Saturday, June 15, 2013

Programming Puzzle: Multiply Matrixes with MongoDB


Today I want to share an idea on how to multiply matrixes using MondoDB's facilities. It's not the way you usually multiply them and more likely you never need to do this with Mongo. However the idea provided here can be applied to any MapReduce framework (for example: Hadoop). Frankly speaking it's not a clean and robust way of multiplying the matrixes, it's done just for fun, so don't take this article to seriously.

I'm going to consider two approaches, the first one - using only Mongo's MapReduce facilities and the second - MapReduce + Aggregation Framework. Intrigued? :) Continue reading then...


For those who prefer reading a code instead of text - GitHub: Approach1(multiply_map_reduce.js) and Approach2 (multiply_map_aggregate.js)

To run the code
mongo < multiply_map_reduce.js
mongo < multiply_map_aggregate.js


First of all lets recap the multiplication formula:
\[\mathbf{A} \times \mathbf{B} = \begin{vmatrix} a_{00} & a_{01} & a_{02} \\ a_{10} & a_{11} & a_{12} \\ \end{vmatrix} \times \begin{vmatrix} b_{00} & b_{01} \\ b_{10} & b_{11} \\ b_{20} & b_{21} \end{vmatrix} = \]
\[ \begin{vmatrix} a_{00} * b_{00} + a_{01} * b_{10} + a_{02} * b_{20} & a_{00} * b_{01} + a_{01} * b_{11} + a_{02} * b_{21} \\ a_{10} * b_{00} + a_{11} * b_{10} + a_{12} * b_{20} & a_{10} * b_{01} + a_{11} * b_{11} + a_{12} * b_{21} \\ \end{vmatrix} \]

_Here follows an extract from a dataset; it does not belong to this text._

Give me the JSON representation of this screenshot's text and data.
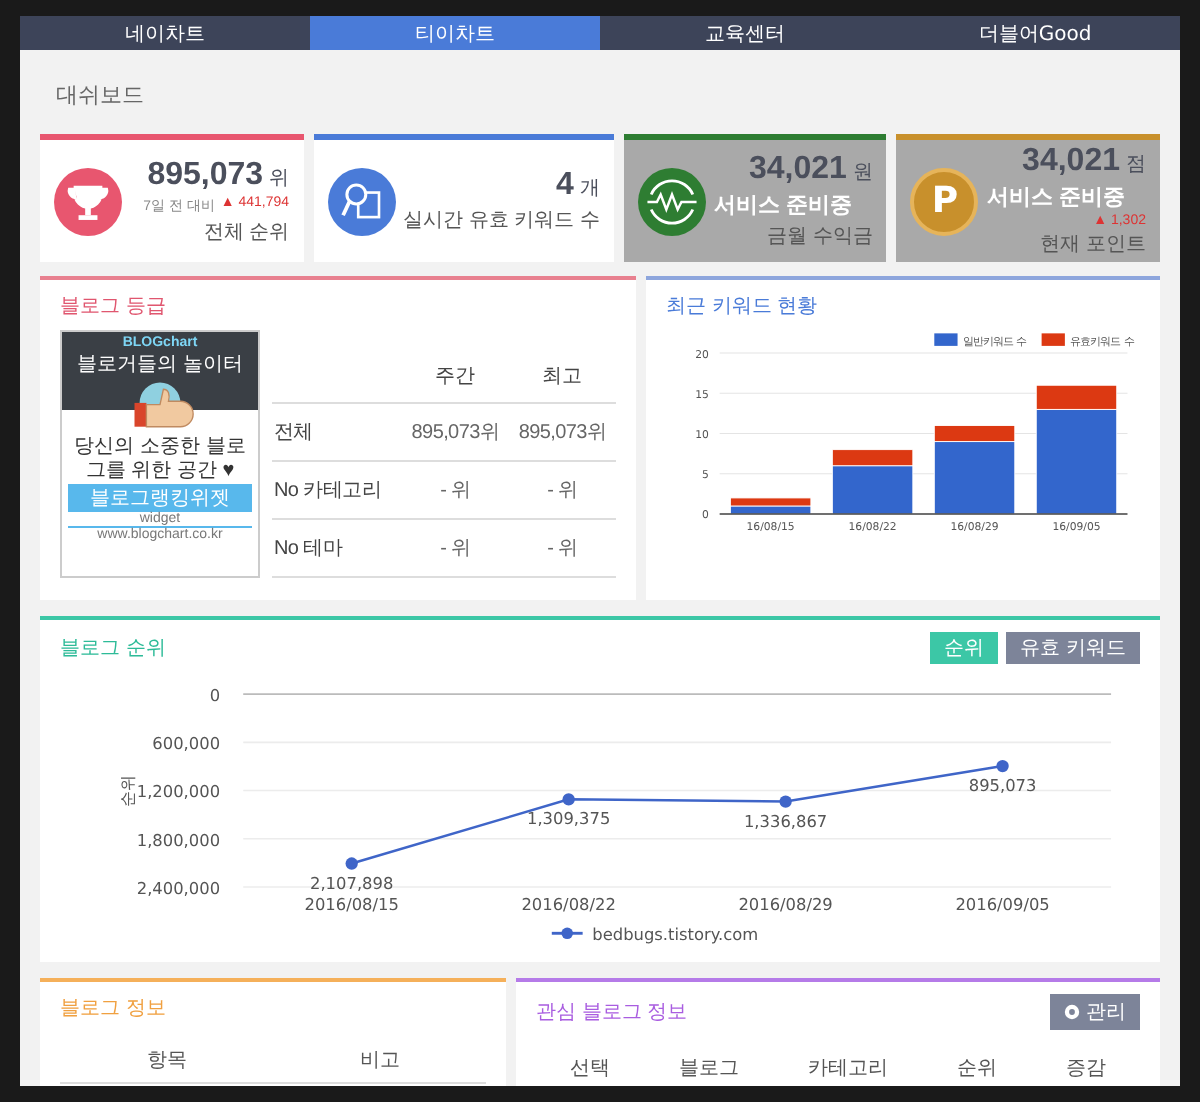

And as a test sample we're using the following equation:

\[\mathbf{A} \times \mathbf{B} = \begin{vmatrix} 0 & 1 & 2 \\ 3 & 4 & 5 \\ \end{vmatrix} \times \begin{vmatrix} 0 & 1 \\ 2 & 3 \\ 4 & 5 \end{vmatrix} = \begin{vmatrix} 10 & 13 \\ 28 & 40 \\ \end{vmatrix} \]

Using MapReduce

So let's start with the first approach, we gonna use MapReduce and some 'not-fancy' Javascript code to solve the problem. First let's generate two matrices (in according to the test above):

use matrix;

var row_num = 2;
var col_num = 3;

db.matrix.remove({});

for (i = 0; i < row_num; i++) {
    for (var j = 0; j < col_num; j++) {
        db.matrix.insert({"name": "M1", row: i, col: j, value: col_num * i + j});
        db.matrix.insert({"name": "M2", row: j, col: i, value: row_num * j + i});
    }
}

db.matrix.find({name:"M1"}, {}).sort({row: 1, col: 1});
db.matrix.find({name:"M2"}, {}).sort({row: 1, col: 1});

The matrix M1 and M2 are stored in a single collection called 'matrix'. given that we try to do a calculation by just running a single MapReduce. Before we got to the actual code let's try to understand it's origins.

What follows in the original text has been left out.